Parenting

Why I'm Not Wishing Away The Teenage Years

by Lori Istok
Lori Istok

On my daughter’s fourteenth birthday, I posted two photos of her on social media: a current photo, alongside an adorable picture of her as a toddler. I captioned my post “How time flies!”

Logging into Instagram later that day, I saw that my daughter had also posted a photo of herself in honor of her birthday. Her hashtag read “finally14.”

“How time flies” versus “finally 14.” The irony of this did not escape me. The years, which had passed for me in the blink of an eye, were truly a lifetime for her.

These days it’s hard to get my teenage daughter out of the house before noon on the days when she doesn’t have school. She sleeps late, lingers over breakfast, and then likes to climb back under the covers to check texts and emails, watch YouTube videos, or take BuzzFeed quizzes. It seems like only yesterday when she, not yet two-years-old, would toddle over to our apartment door, shoes in hand, and say, “Out?” eager to go on an adventure the instant she awoke.

How does that saying go? “The days are long, but the years are short.” I remember a beautiful fall day in Brooklyn when my fourteen-month-old and I collected acorns in Prospect Park for hours. She delighted in picking them up off the ground and stuffing her pockets full, carrying the overflow in her shirt. When she could no longer hold any more acorns, we took them out of her pockets one at a time, counting them, and then put them back in her pockets again.

My daughter could have repeated this task happily all day.
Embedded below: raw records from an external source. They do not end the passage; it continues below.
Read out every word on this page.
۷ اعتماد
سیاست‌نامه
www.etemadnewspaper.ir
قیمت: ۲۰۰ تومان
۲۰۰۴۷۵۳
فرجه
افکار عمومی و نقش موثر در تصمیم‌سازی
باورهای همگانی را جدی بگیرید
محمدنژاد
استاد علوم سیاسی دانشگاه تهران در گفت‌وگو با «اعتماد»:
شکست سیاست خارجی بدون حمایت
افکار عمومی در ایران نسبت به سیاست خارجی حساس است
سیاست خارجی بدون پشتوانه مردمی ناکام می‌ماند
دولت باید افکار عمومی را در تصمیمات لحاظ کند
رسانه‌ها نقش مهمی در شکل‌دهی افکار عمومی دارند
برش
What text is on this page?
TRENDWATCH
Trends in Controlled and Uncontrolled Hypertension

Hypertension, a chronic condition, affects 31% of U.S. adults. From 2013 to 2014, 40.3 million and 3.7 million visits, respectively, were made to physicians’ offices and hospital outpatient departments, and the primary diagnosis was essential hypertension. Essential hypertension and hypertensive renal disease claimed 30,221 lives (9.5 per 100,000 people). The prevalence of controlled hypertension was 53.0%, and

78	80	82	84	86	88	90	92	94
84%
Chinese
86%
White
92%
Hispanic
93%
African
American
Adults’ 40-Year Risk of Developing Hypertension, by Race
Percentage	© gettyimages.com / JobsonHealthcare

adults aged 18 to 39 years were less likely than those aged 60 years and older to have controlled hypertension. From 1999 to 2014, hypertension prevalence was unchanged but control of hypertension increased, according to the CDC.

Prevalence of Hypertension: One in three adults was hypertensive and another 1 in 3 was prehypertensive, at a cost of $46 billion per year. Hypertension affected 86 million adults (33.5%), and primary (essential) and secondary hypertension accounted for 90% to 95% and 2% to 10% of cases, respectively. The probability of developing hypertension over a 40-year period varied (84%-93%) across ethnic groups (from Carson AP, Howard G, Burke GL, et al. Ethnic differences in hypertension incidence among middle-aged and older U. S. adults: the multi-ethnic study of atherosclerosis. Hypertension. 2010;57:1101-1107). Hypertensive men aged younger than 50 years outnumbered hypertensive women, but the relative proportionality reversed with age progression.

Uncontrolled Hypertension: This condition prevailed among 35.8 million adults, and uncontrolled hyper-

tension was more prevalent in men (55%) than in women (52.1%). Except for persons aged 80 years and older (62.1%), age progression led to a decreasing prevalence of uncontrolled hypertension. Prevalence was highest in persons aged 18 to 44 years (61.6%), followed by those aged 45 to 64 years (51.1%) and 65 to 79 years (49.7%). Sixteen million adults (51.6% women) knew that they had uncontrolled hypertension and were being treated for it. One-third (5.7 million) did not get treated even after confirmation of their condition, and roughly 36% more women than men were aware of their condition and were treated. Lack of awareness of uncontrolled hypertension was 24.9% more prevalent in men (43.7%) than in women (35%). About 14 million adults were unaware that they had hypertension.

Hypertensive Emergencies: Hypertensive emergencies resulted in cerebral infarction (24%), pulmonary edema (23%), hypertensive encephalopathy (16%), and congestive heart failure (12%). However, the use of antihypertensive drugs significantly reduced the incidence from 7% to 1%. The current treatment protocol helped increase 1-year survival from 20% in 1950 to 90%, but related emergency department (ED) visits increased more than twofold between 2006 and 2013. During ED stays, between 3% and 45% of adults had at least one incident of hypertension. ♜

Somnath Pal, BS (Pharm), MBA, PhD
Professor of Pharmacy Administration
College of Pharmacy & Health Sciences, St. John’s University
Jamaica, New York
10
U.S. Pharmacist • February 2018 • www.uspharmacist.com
In fact, when we finally returned to our apartment, she invented a new variation on the game, placing the acorns one by one in a bucket, and then dumping them out on the rug to count before starting all over again. The days are long, but the years are short.

I go into my son’s room to tuck him in, savoring the task since I imagine it won’t be long before my eleven-year-old no longer wishes to be tucked in. As I pull the blanket up to his chin, I am amazed at how tall he’s become! His body stretches the entire length of his twin-size bed — my boy who was only eleven inches long, weighing a mere one pound, seven ounces at his extremely premature birth.

“You’re bigger than the bathtub!” I tease, reminding him of the time he’d exclaimed this very thing in delight, upon realizing he’d grown and his body now reached from one end of the tub to the other when he bathed.

He grins, still my little boy for at least this one moment. And yet, he will groan and roll his eyes the next day when I forget the preferred terminology and ask if he’d like a play date with a friend, rather than asking if he’d like to have a friend over to hang out. The teenage years, with their eye-rolling and sarcasm, are just around the corner.

Sure enough, that eleven-year-old boy recently celebrated his thirteenth birthday. “Is William turning thirteen?!”my daughter asked in disbelief. Even to her, it seemed impossible.

“Yes,” I replied, “Soon I’ll have no more little kids…only teenagers.”

Almost at the same time, my daughter cried out, “Sorry!” and my son, “Good luck!” Their reaction made me laugh, and although it is difficult raising two teenagers, I would not have it any other way. For isn’t that our job as parents: to raise our children from infancy through childhood, into the teenage years, and finally on to adulthood and independence? I am not sorry to have teenagers; I am sorry not to have young children anymore though.

The days are long, but the years are short.

My mother used to shake her head and exclaim over the way the years seem to pass faster and faster the older one gets. “Seems like just yesterday…” she would begin. I would nod, pretending I understood, but it’s only recently that I’ve actually begun to feel what she was describing.

We live in an area which is home to several colleges. Each fall, we watch as the sidewalks get busier, the traffic increases, the student parking lots fill up with cars. Each May, there is a slowing down and an emptying out, as college winds down for the year, summer approaches, and many of the students head home.

Lately it seems like the interval between fall and summer gets shorter and shorter. My mother was right. May arrives faster with each passing year. I’m not sure how it’s possible, but as I get older, time is passing more quickly.

My daughter just finished tenth grade, and my son seventh. All I have to do is blink, and the remaining years of high school and middle school will have flown by, and they will be the ones packing up to go off to college. I try to keep that in mind on the days when I find myself arguing with them over makeup, clothing, or time spent on phones/computers/video games, and wish the difficult teenage years were past.

The days are long, but the years are short…shorter than ever. Savor every moment, and don’t blink.